Personalmangel als „Sargnagel“

Zur Nachwuchsentwicklung berichtete Kammergeschäftsführer Frank Jaschkowski, die Zahl der neuen PKA-Ausbildungsverträge im Land sei von früher 120 auf jetzt 40 bis 50 pro Jahr zurückgegangen. Bei den PTA-Schülern nehme die Abbrecherquote zu. Aus PTA-Schulen sei zu hören, dass die Zahl der Bewerber zurückgehen werde, wenn die Anforderungen nicht ­gesenkt werden.

Der Delegierte Dr. Kai Christiansen beklagte, dass im Norden Schleswig-Holsteins praktisch keine PKA mehr ausgebildet werden können, nachdem in Flensburg keine neue Berufsschulklasse für PKA mehr beginne. Nach Einschätzung des Landapothekers Christiansen ist der Personalmangel der „Sargnagel“ für die Apotheken: „Der Personalmangel wird uns umbringen.“ In fünf Jahren würden Apotheken nicht nur geschlossen, wenn es keinen Nachfolger gibt, sondern auch, wenn ein junger Apotheker keine PTA mehr findet. Der Personalmangel sei aus seiner Sicht viel gefährlicher als Rabatte ausländischer Versender. Eine Ursache dafür sehen die Delegierten auch im „Jammern“ der Apotheker.

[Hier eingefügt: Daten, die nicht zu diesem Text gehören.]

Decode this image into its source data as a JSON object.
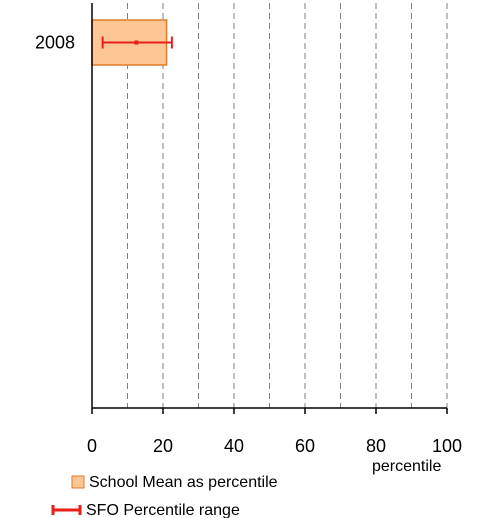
{
  "chart_data": {
    "type": "bar",
    "orientation": "horizontal",
    "categories": [
      "2008"
    ],
    "series": [
      {
        "name": "School Mean as percentile",
        "values": [
          21
        ],
        "color": "#fcc794",
        "border_color": "#e07b28"
      }
    ],
    "error_ranges": [
      {
        "name": "SFO Percentile range",
        "category": "2008",
        "low": 3,
        "mid": 12.5,
        "high": 22.5,
        "color": "#e8201a"
      }
    ],
    "xlim": [
      0,
      100
    ],
    "x_ticks": [
      0,
      20,
      40,
      60,
      80,
      100
    ],
    "x_gridlines": [
      10,
      20,
      30,
      40,
      50,
      60,
      70,
      80,
      90,
      100
    ],
    "grid": "vertical-dashed",
    "xlabel": "percentile",
    "ylabel": "",
    "title": "",
    "legend_position": "bottom-left"
  }
}
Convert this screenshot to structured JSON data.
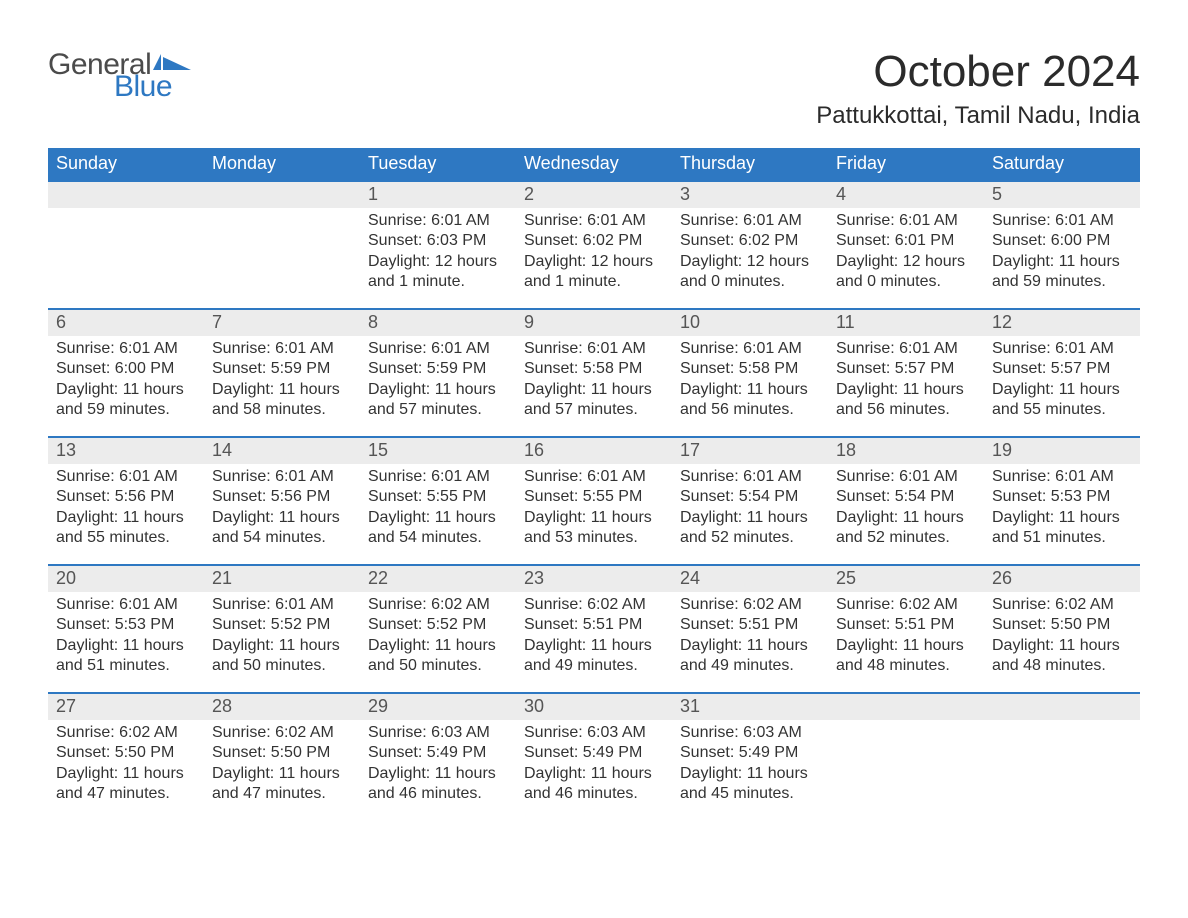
{
  "brand": {
    "word1": "General",
    "word2": "Blue",
    "flag_color": "#2e78c2",
    "word1_color": "#4b4b4b",
    "word2_color": "#2e78c2"
  },
  "title": "October 2024",
  "location": "Pattukkottai, Tamil Nadu, India",
  "colors": {
    "header_bg": "#2e78c2",
    "header_text": "#ffffff",
    "daynum_bg": "#ececec",
    "row_border": "#2e78c2",
    "body_text": "#333333",
    "background": "#ffffff"
  },
  "weekdays": [
    "Sunday",
    "Monday",
    "Tuesday",
    "Wednesday",
    "Thursday",
    "Friday",
    "Saturday"
  ],
  "weeks": [
    [
      null,
      null,
      {
        "n": "1",
        "sunrise": "6:01 AM",
        "sunset": "6:03 PM",
        "daylight": "12 hours and 1 minute."
      },
      {
        "n": "2",
        "sunrise": "6:01 AM",
        "sunset": "6:02 PM",
        "daylight": "12 hours and 1 minute."
      },
      {
        "n": "3",
        "sunrise": "6:01 AM",
        "sunset": "6:02 PM",
        "daylight": "12 hours and 0 minutes."
      },
      {
        "n": "4",
        "sunrise": "6:01 AM",
        "sunset": "6:01 PM",
        "daylight": "12 hours and 0 minutes."
      },
      {
        "n": "5",
        "sunrise": "6:01 AM",
        "sunset": "6:00 PM",
        "daylight": "11 hours and 59 minutes."
      }
    ],
    [
      {
        "n": "6",
        "sunrise": "6:01 AM",
        "sunset": "6:00 PM",
        "daylight": "11 hours and 59 minutes."
      },
      {
        "n": "7",
        "sunrise": "6:01 AM",
        "sunset": "5:59 PM",
        "daylight": "11 hours and 58 minutes."
      },
      {
        "n": "8",
        "sunrise": "6:01 AM",
        "sunset": "5:59 PM",
        "daylight": "11 hours and 57 minutes."
      },
      {
        "n": "9",
        "sunrise": "6:01 AM",
        "sunset": "5:58 PM",
        "daylight": "11 hours and 57 minutes."
      },
      {
        "n": "10",
        "sunrise": "6:01 AM",
        "sunset": "5:58 PM",
        "daylight": "11 hours and 56 minutes."
      },
      {
        "n": "11",
        "sunrise": "6:01 AM",
        "sunset": "5:57 PM",
        "daylight": "11 hours and 56 minutes."
      },
      {
        "n": "12",
        "sunrise": "6:01 AM",
        "sunset": "5:57 PM",
        "daylight": "11 hours and 55 minutes."
      }
    ],
    [
      {
        "n": "13",
        "sunrise": "6:01 AM",
        "sunset": "5:56 PM",
        "daylight": "11 hours and 55 minutes."
      },
      {
        "n": "14",
        "sunrise": "6:01 AM",
        "sunset": "5:56 PM",
        "daylight": "11 hours and 54 minutes."
      },
      {
        "n": "15",
        "sunrise": "6:01 AM",
        "sunset": "5:55 PM",
        "daylight": "11 hours and 54 minutes."
      },
      {
        "n": "16",
        "sunrise": "6:01 AM",
        "sunset": "5:55 PM",
        "daylight": "11 hours and 53 minutes."
      },
      {
        "n": "17",
        "sunrise": "6:01 AM",
        "sunset": "5:54 PM",
        "daylight": "11 hours and 52 minutes."
      },
      {
        "n": "18",
        "sunrise": "6:01 AM",
        "sunset": "5:54 PM",
        "daylight": "11 hours and 52 minutes."
      },
      {
        "n": "19",
        "sunrise": "6:01 AM",
        "sunset": "5:53 PM",
        "daylight": "11 hours and 51 minutes."
      }
    ],
    [
      {
        "n": "20",
        "sunrise": "6:01 AM",
        "sunset": "5:53 PM",
        "daylight": "11 hours and 51 minutes."
      },
      {
        "n": "21",
        "sunrise": "6:01 AM",
        "sunset": "5:52 PM",
        "daylight": "11 hours and 50 minutes."
      },
      {
        "n": "22",
        "sunrise": "6:02 AM",
        "sunset": "5:52 PM",
        "daylight": "11 hours and 50 minutes."
      },
      {
        "n": "23",
        "sunrise": "6:02 AM",
        "sunset": "5:51 PM",
        "daylight": "11 hours and 49 minutes."
      },
      {
        "n": "24",
        "sunrise": "6:02 AM",
        "sunset": "5:51 PM",
        "daylight": "11 hours and 49 minutes."
      },
      {
        "n": "25",
        "sunrise": "6:02 AM",
        "sunset": "5:51 PM",
        "daylight": "11 hours and 48 minutes."
      },
      {
        "n": "26",
        "sunrise": "6:02 AM",
        "sunset": "5:50 PM",
        "daylight": "11 hours and 48 minutes."
      }
    ],
    [
      {
        "n": "27",
        "sunrise": "6:02 AM",
        "sunset": "5:50 PM",
        "daylight": "11 hours and 47 minutes."
      },
      {
        "n": "28",
        "sunrise": "6:02 AM",
        "sunset": "5:50 PM",
        "daylight": "11 hours and 47 minutes."
      },
      {
        "n": "29",
        "sunrise": "6:03 AM",
        "sunset": "5:49 PM",
        "daylight": "11 hours and 46 minutes."
      },
      {
        "n": "30",
        "sunrise": "6:03 AM",
        "sunset": "5:49 PM",
        "daylight": "11 hours and 46 minutes."
      },
      {
        "n": "31",
        "sunrise": "6:03 AM",
        "sunset": "5:49 PM",
        "daylight": "11 hours and 45 minutes."
      },
      null,
      null
    ]
  ],
  "labels": {
    "sunrise_prefix": "Sunrise: ",
    "sunset_prefix": "Sunset: ",
    "daylight_prefix": "Daylight: "
  }
}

Ehmen beklagte, die Apothekenberufe seien in der Öffentlichkeit und sogar bei den Arbeitsagenturen zu wenig ­bekannt. Letztlich bestand in der Kammverversammlung Konsens, mehr um Nachwuchs zu werben. ­Neben Berufsmessen bieten sich dazu auch die Internetseiten der einzelnen Apotheken an.

Foto: DAZ/tmb
Justiziar Dr. Stefan Zerres, Kammerpräsident Gerd Ehmen und Geschäftsführer Frank Jaschkowski (v. l.).

Testkäufe zu zwei Szenarien

Jaschkowski berichtete über 307 Testkäufe der Apothekerkammer Schleswig-Holstein im Jahr 2016:

  • Die Ergebnisse zur „Pille danach“ seien „ziemlich gut“. Dort haben in zwei Drittel der Fälle Approbierte beraten. Die Testerinnen haben zwei Drittel dieser Beratungen als „umfassend und angemessen“ eingestuft.
  • Bei einem Präparatewunsch gegen Heuschnupfen habe die Tester nur 30 Prozent der Beratungen so positiv bewertet. Insbesondere die Grenzen der Selbstmedikation seien bei der klar erscheinenden Indikation kaum abgefragt worden.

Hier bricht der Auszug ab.